As with any engagement to provide assurance, this would likely start with an understanding of the entity to ensure knowledge of the predetermined performance measures, an evaluation of the systems and controls used to derive and capture the performance information and also performing substantive procedures on the reported measures. The auditor will also need to understand the rationale behind the measures that are being reported on, considering the relevance and suitability of them in terms of the objectives of the public sector organisation in order to help assess the usefulness of the information being provided.

Audit procedures may include:

  • Tests of controls on the systems used to generate performance information
  • Performing analytical review to evaluate trends and gauge the consistency of the information
  • Discussion with management and other relevant individuals, for example those responsible for the reporting process
  • Review of minutes of meetings where performance information has been discussed
  • Confirmation of performance information to source documentation; this may be performed on a sample basis
  • Recalculation of quantitative performance information measures

Of course, the procedures must be specifically tailored to the performance information subject to the audit. Further as in any audit, the working papers must contain a summary of findings and clear conclusions on the procedures that have been performed.

Reporting on performance information

There is no specific format or wording that is prescribed by international regulations for reporting on public sector performance information, though in some jurisdictions the national regulators may issue country-specific requirements.

Generally, the auditor will provide a conclusion on whether the public sector entity has achieved its objectives as shown by the reported performance information and concludes on the information itself. This conclusion may be in the form of a reasonable assurance conclusion – ie an opinion is expressed, or may be in the form of a negative assurance conclusion – ie no opinion is expressed.

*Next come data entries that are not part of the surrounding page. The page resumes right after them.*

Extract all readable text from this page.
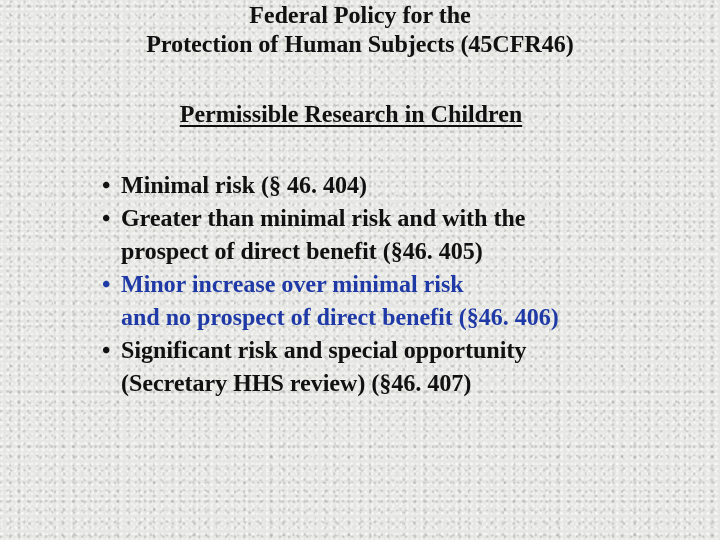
Federal Policy for the
Protection of Human Subjects (45CFR46)
Permissible Research in Children
• Minimal risk (§ 46. 404)
• Greater than minimal risk and with the
prospect of direct benefit (§46. 405)
• Minor increase over minimal risk
and no prospect of direct benefit (§46. 406)
• Significant risk and special opportunity
(Secretary HHS review) (§46. 407)
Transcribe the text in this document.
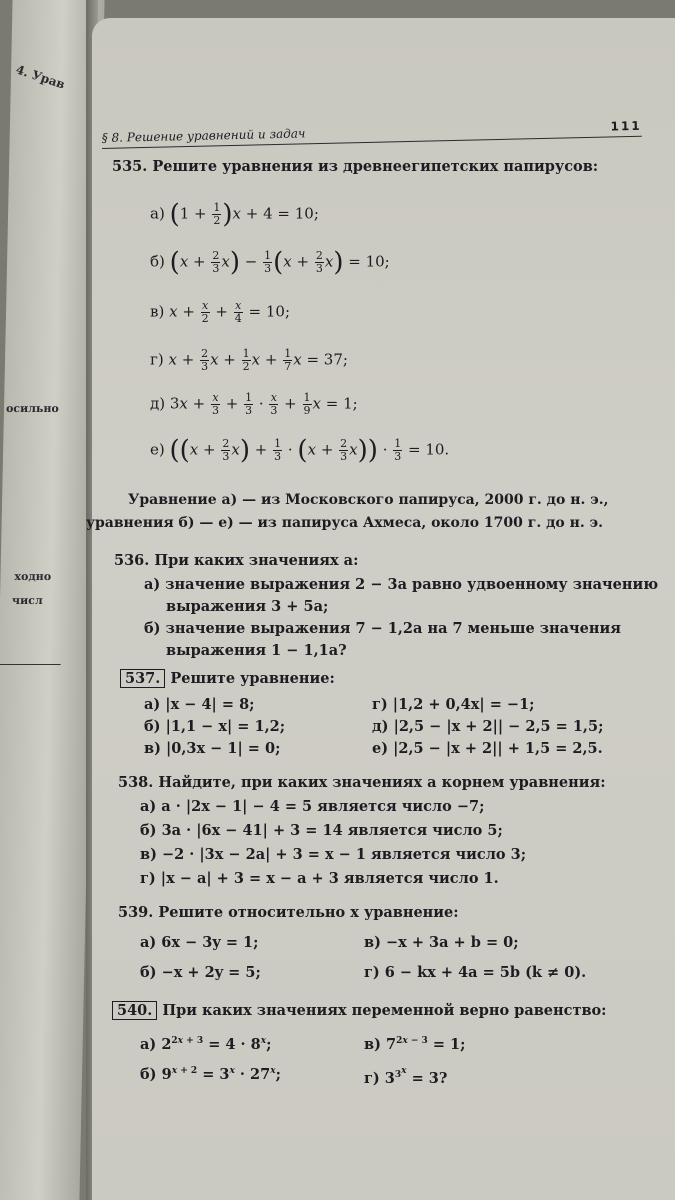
4. Урав
осильно
ходно
числ
§ 8. Решение уравнений и задач
111
535. Решите уравнения из древнеегипетских папирусов:
а) $(1 + \frac{1}{2} )x + 4 = 10$;
б) $(x + \frac{2}{3} x) - \frac{1}{3} (x + \frac{2}{3} x) = 10$;
в) $x + \frac{x}{2} + \frac{x}{4} = 10$;
г) $x + \frac{2}{3}$ $x + \frac{1}{2}$ $x + \frac{1}{7}$ x = 37;
д) $3x + \frac{x}{3} + \frac{1}{3} \cdot \frac{x}{3} + \frac{1}{9}$ x = 1;
е) $((x + \frac{2}{3} x) + \frac{1}{3} \cdot (x + \frac{2}{3} x)) \cdot \frac{1}{3} = 10$.
Уравнение а) — из Московского папируса, 2000 г. до н. э.,
уравнения б) — е) — из папируса Ахмеса, около 1700 г. до н. э.
536. При каких значениях a:
а) значение выражения 2 − 3a равно удвоенному значению
выражения 3 + 5a;
б) значение выражения 7 − 1,2a на 7 меньше значения
выражения 1 − 1,1a?
537. Решите уравнение:
а) |x − 4| = 8;
б) |1,1 − x| = 1,2;
в) |0,3x − 1| = 0;
г) |1,2 + 0,4x| = −1;
д) |2,5 − |x + 2|| − 2,5 = 1,5;
е) |2,5 − |x + 2|| + 1,5 = 2,5.
538. Найдите, при каких значениях a корнем уравнения:
а) a · |2x − 1| − 4 = 5 является число −7;
б) 3a · |6x − 41| + 3 = 14 является число 5;
в) −2 · |3x − 2a| + 3 = x − 1 является число 3;
г) |x − a| + 3 = x − a + 3 является число 1.
539. Решите относительно x уравнение:
а) 6x − 3y = 1;
б) −x + 2y = 5;
в) −x + 3a + b = 0;
г) 6 − kx + 4a = 5b (k ≠ 0).
540. При каких значениях переменной верно равенство:
а) $2^{2x + 3} = 4 \cdot 8^x$;
б) $9^{x + 2} = 3^x \cdot 27^x$;
в) $7^{2x - 3} = 1$;
г) $3^{3^x} = 3$?
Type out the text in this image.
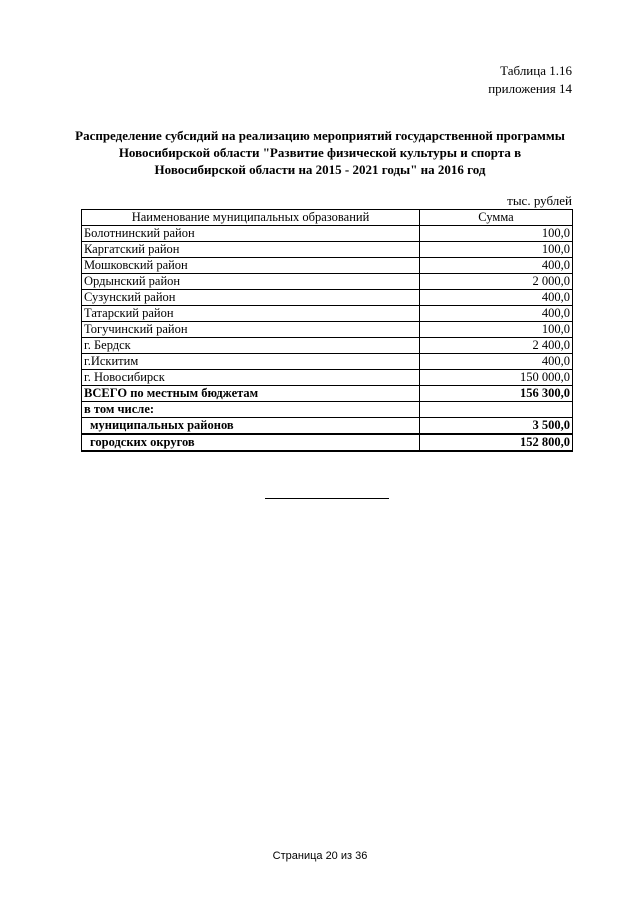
Таблица 1.16
приложения 14
Распределение субсидий на реализацию мероприятий государственной программы
Новосибирской области "Развитие физической культуры и спорта в
Новосибирской области на 2015 - 2021 годы" на 2016 год
тыс. рублей
Наименование муниципальных образований	Сумма
Болотнинский район	100,0
Каргатский район	100,0
Мошковский район	400,0
Ордынский район	2 000,0
Сузунский район	400,0
Татарский район	400,0
Тогучинский район	100,0
г. Бердск	2 400,0
г.Искитим	400,0
г. Новосибирск	150 000,0
ВСЕГО по местным бюджетам	156 300,0
в том числе:	
муниципальных районов	3 500,0
городских округов	152 800,0
Страница 20 из 36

Essentially, in the absence of any jurisdiction specific requirements, the auditor will agree the type of conclusion with the public sector organisation and usually its regulating body.

Often the performance information will be provided as part of the public sector organisation’s integrated report, in which case the auditor’s conclusion will be included within the integrated report.


The audit of performance information in public sector organisations can be approached in a similar way to the audit of KPIs in private sector organisations, and conventional audit techniques can be employed, though they will need to be tailored to the specific measures that are subject to audit. In approaching scenarios based on this syllabus area, candidates are encouraged to apply their understanding of audit techniques to the specific information in the question and to avoid vague and unfocussed remarks.